As I prepare to go abroad in July, I continue to be surprised by how much I have to do, how hard it actually is to go abroad, how fast my departure date is approaching… going abroad is just one huge exciting mess. And a ton of (usually really minor) stuff always goes wrong.
How much I have to do:
Course equation requests. Language placement tests. Choose Australian insurance. Order a Visa. Order plug adapters. Buy a plane ticket. Sort out housing in Monash. The list goes on and on (and on and on…). I’m surprised people ever actually make it abroad, I keep getting hung up on this eternally long “to do” list (and I actually really like “to do” lists). It feels like I will spend the next year trying to check all of these boxes just so I can go abroad, and this is just what is required of me by OU and Monash. It doesn’t even include all the things I have to purchase/do to function in Australia once I get there (see: plug adaptors, unlocking bank card/credit card for international use, figuring out cell phone service…). But I’ve done this before (with slightly less red tape thanks to it being an OU program) and I made it then, and other people have made it abroad before. I know it all gets sorted out and eventually I get on the plane and arrive, and that’s what it’s all about. I just hope I don’t lose my head before then!
Things that go wrong:
For example: last time I went abroad I way overpacked with all the wrong clothes. And I had more information about where I was going than I do this time. I also had various little issues with hotels and taxis and communication… the list always goes on and on.
I’m trying to minimize the number of those mistakes for this trip, but I’m realizing (thankfully before I leave this time) that stuff is just going to happen. Maybe this time I won’t haul 30 lbs of clothes I won’t wear across an ocean, but something else will go wrong. Maybe I won’t have warm enough stuff for cold nights, or dry enough clothes for the rainy season. Maybe my taxi ride from the airport to my hotel won’t cost 90 euros this time, but it’ll take me hours to find it. Or it will take me to the wrong place first.

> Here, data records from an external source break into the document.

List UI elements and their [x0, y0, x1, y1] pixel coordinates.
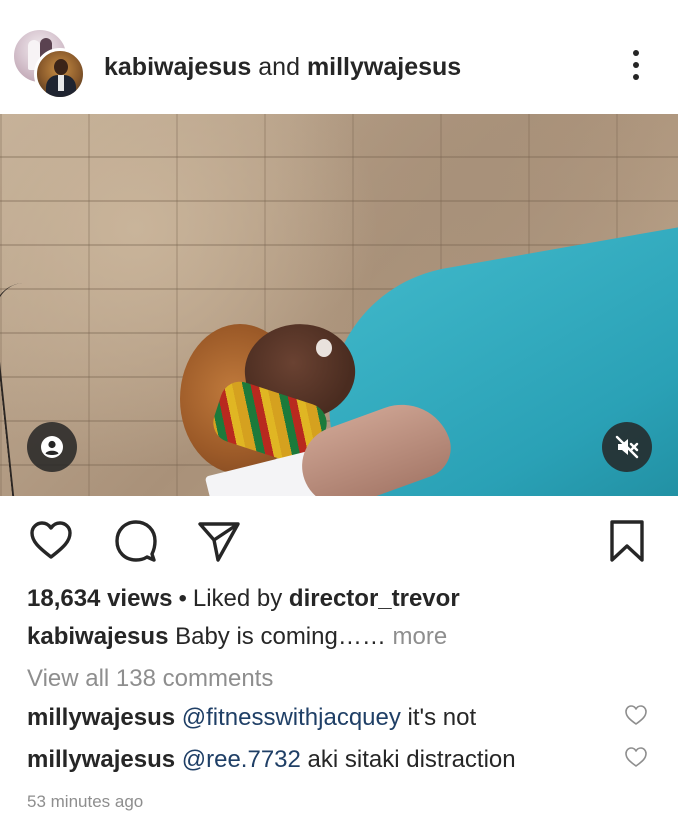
caption-more-link[interactable]: more [393, 623, 448, 650]
stats-separator: • [178, 585, 187, 612]
comment-username[interactable]: millywajesus [27, 746, 175, 773]
heart-icon[interactable] [28, 518, 74, 564]
comment-row: millywajesus @fitnesswithjacquey it's no… [27, 703, 476, 733]
person-icon [41, 436, 63, 458]
instagram-post: kabiwajesus and millywajesus 18,634 view… [0, 0, 678, 825]
comment-mention[interactable]: @fitnesswithjacquey [182, 704, 401, 731]
view-count[interactable]: 18,634 views [27, 585, 172, 612]
authors-conjunction: and [258, 53, 300, 81]
post-header: kabiwajesus and millywajesus [0, 0, 678, 114]
comment-like-heart-icon[interactable] [624, 746, 648, 768]
caption-username[interactable]: kabiwajesus [27, 623, 168, 650]
comment-username[interactable]: millywajesus [27, 704, 175, 731]
volume-muted-icon [615, 435, 639, 459]
post-timestamp: 53 minutes ago [27, 792, 144, 811]
avatar-primary[interactable] [34, 48, 86, 100]
comment-like-heart-icon[interactable] [624, 704, 648, 726]
more-options-icon[interactable] [620, 46, 652, 84]
comment-text: aki sitaki distraction [300, 746, 516, 773]
post-stats: 18,634 views • Liked by director_trevor [27, 584, 460, 614]
speech-bubble-icon[interactable] [112, 518, 158, 564]
author-username-1[interactable]: kabiwajesus [104, 53, 251, 81]
comment-row: millywajesus @ree.7732 aki sitaki distra… [27, 745, 516, 775]
bookmark-icon[interactable] [604, 518, 650, 564]
comment-mention[interactable]: @ree.7732 [182, 746, 301, 773]
liked-by-label: Liked by [192, 585, 283, 612]
author-username-2[interactable]: millywajesus [307, 53, 461, 81]
view-all-comments-link[interactable]: View all 138 comments [27, 664, 273, 694]
tagged-users-button[interactable] [27, 422, 77, 472]
paper-plane-icon[interactable] [196, 518, 242, 564]
post-caption: kabiwajesus Baby is coming…… more [27, 622, 447, 652]
post-authors: kabiwajesus and millywajesus [104, 52, 461, 82]
caption-text: Baby is coming…… [175, 623, 393, 650]
post-video[interactable] [0, 114, 678, 496]
liked-by-user[interactable]: director_trevor [289, 585, 460, 612]
post-actions-bar [0, 496, 678, 582]
mute-toggle-button[interactable] [602, 422, 652, 472]
comment-text: it's not [400, 704, 477, 731]
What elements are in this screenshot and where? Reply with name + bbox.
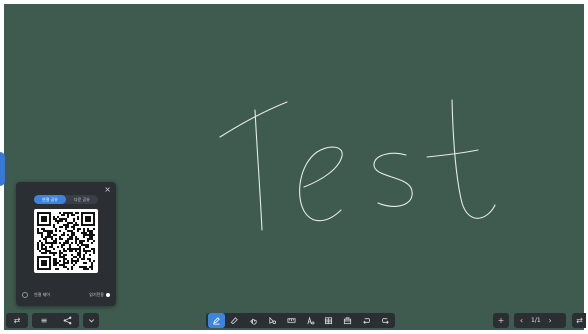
control-label: 연결 제어 bbox=[34, 292, 50, 297]
shape-tool-icon[interactable] bbox=[263, 313, 282, 328]
close-icon[interactable]: × bbox=[104, 186, 111, 194]
table-icon[interactable] bbox=[319, 313, 338, 328]
redo-icon[interactable] bbox=[376, 313, 395, 328]
qr-code bbox=[34, 209, 98, 273]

I’m not trying to be pessimistic or predict everything that will go wrong, my point is just that things are always going to happen. No one can prepare for every contingency, but, at least for “Type A” people like me, it’s really hard not to try. And that was how I wound up hauling 30 unnecessary lbs of unbearably hot dress clothes and uncomfortable shoes around the Italian train system for a week of my last study abroad (in addition to the other 30 lbs of junk with varying degrees of usefulness in my suitcase). I swore not to do that again, but because I’m a faithful believer in Murphy’s Law, I know I’ll just make another mistake instead. And that’s fine. If I can lug a 60 lb suitcase up and down multiple flights of stairs and down cobblestone streets and still have a good time in Italy, then I can handle whatever goes wrong with Australia and still have a good time. Big perk I’m seeing to semester long study abroad: guaranteed “home base” to store most stuff at so I can take light bags on weekend trips (see: no more hauling 60 lb suitcase).
How fast my departure date is approaching:
Too fast. Not fast enough. It seems forever away, then I turn around and it’s May, and I leave two months from Saturday when I swear it was four months away a minute ago. It seems forever away through a mound of paperwork and purchases and phone calls to make, but then I clear another hurdle and it looks a lot closer. It’s one crazy psychological roller coaster that’s going to come to a screeching halt when my plane finally touches down in Melbourne. Then a whole new roller coaster starts.